Mit dabei sein wird dann auch Laura Zimmermann. Die Wahl-Würzburgerin, die sich ihren Platz für die WM bereits im November 2021 gesichert hatte, ist vor gut zwei Wochen mit ihrem Freund nach Hawaii geflogen, um sich zu akklimatisieren und vor Ort zu trainieren. Ihren letzten Erfolge feierte sie wenige Wochen vor der Abreise als Zweitplatzierte beim Ironman Ireland und Siegerin über die Mitteldistanz beim Austria Triathlon Podersdorf . Aufgewachsen ist Zimmermann in Marktoberdorf im Allgäu, heute pendelt sie zwischen Würzburg, wo sie Zahnmedizin studiert und ihre Liebe zum Triathlon entdeckt hat, und Baiersbronn, wo sie mit ihrem Lebensgefährten wohnt, hin und her.
Zimmermanns Saison war von Tiefs geprägt. Bereits im Mai dieses Jahres war die 32-Jährige bei der Ironman-WM in Utah an den Start gegangen und dort zu ihrer Enttäuschung nur auf Rang 16 gelandet. Das Rennen war ungünstig in die Zeit ihrer Periode gefallen, so dass sich die Triathletin energie- und kraftlos gefühlt hatte. Wenig später musste sie wegen mehrerer Rippenbrüche ihre Teilnahme an der Challenge Roth absagen. Fünf Wochen lang konnte sie nicht richtig trainieren.

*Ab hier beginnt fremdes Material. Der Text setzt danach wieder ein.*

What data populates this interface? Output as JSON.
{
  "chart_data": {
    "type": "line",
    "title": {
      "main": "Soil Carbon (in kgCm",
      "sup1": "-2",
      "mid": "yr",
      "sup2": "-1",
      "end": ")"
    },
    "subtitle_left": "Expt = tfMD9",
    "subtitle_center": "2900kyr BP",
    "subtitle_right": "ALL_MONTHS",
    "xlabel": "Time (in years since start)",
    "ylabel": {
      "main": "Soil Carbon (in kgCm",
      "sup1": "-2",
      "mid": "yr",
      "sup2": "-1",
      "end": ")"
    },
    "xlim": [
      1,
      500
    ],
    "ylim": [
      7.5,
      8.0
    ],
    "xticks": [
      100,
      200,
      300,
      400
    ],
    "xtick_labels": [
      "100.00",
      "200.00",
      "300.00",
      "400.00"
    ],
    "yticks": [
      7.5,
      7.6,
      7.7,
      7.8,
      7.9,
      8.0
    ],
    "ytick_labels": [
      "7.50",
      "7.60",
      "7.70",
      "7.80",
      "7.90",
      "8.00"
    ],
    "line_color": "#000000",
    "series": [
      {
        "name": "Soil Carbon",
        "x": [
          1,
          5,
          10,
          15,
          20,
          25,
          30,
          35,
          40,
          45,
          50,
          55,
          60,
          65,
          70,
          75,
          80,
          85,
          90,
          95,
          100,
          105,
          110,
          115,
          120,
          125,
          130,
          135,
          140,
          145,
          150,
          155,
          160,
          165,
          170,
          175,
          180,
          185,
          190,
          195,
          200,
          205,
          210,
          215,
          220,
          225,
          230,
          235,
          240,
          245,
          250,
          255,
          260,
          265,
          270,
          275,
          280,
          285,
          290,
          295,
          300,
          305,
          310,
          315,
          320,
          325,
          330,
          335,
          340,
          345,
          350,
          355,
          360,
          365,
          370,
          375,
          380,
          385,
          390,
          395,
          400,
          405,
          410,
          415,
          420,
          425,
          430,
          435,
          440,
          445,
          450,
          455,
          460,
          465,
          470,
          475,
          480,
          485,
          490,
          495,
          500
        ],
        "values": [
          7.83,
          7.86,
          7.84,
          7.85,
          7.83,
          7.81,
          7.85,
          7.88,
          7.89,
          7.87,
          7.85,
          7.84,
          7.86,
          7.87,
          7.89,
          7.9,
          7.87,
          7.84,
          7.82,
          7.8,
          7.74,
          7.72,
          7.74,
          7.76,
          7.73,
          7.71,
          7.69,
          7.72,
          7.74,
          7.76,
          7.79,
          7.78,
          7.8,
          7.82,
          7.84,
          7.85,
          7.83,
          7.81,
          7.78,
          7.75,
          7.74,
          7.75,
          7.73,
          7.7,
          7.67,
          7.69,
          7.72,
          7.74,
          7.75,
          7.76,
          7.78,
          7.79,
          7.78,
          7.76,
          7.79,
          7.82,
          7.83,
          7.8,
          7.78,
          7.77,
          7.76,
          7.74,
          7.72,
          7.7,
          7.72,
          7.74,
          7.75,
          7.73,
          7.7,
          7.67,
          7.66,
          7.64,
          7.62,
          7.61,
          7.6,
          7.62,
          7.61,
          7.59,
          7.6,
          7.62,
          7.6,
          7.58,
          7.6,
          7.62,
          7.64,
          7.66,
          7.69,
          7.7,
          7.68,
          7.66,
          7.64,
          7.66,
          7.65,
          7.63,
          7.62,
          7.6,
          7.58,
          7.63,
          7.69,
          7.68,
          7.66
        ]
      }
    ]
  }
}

Doch in einem Höhentrainingslager in der Lombardei brachte sie sich schließlich wieder in eine Form, die sie zuletzt in Irland und Österreich eindrucksvoll unter Beweis stellte. Geht es nach ihr, darf es so gerne weitergehen.
"In die Top 20 zu kommen wäre schon extrem gut", sagte Zimmermann vor ihrer Abreise nach Hawaii im Gespräch mit dieser Redaktion und ergänzt: "Top Ten wäre das Ergebnis, von dem ich träumen würde." Zimmermann weiß, dass sie es mit einem extrem starken Starterfeld zu tun haben wird, in dem gleich drei deutsche Kolleginnen als Favoritinnen gelten.
In den Fokus rückt, ob sie will oder nicht, Anne Haug. Sie feierte 2019 mit dem jetzt verletzten Jan Frodeno einen deutschen Doppelsieg, will sich daran aber nicht mehr wirklich erinnern, „weil es so lange her ist“. Und wenn sie eines aus der Karriere weiß: Gerade auf der Trauminsel ist nichts planbar, auch wenn der Kurs so simpel wirke. Die 39-Jährige setzt auf „einen guten Riecher und gute Beine“. Auch wenn es für die Bayreutherin nach dem dritten Platz bei der Ersatz-WM in Utah und dem Sieg beim Challenge Roth („meinem Heimrennen“) bereits das dritte Langdistanzrennen in diesem Jahr ist, glaubt sie, die richtige Balance gefunden zu haben. „Auf Hawaii zählt es einfach“, sagt sie.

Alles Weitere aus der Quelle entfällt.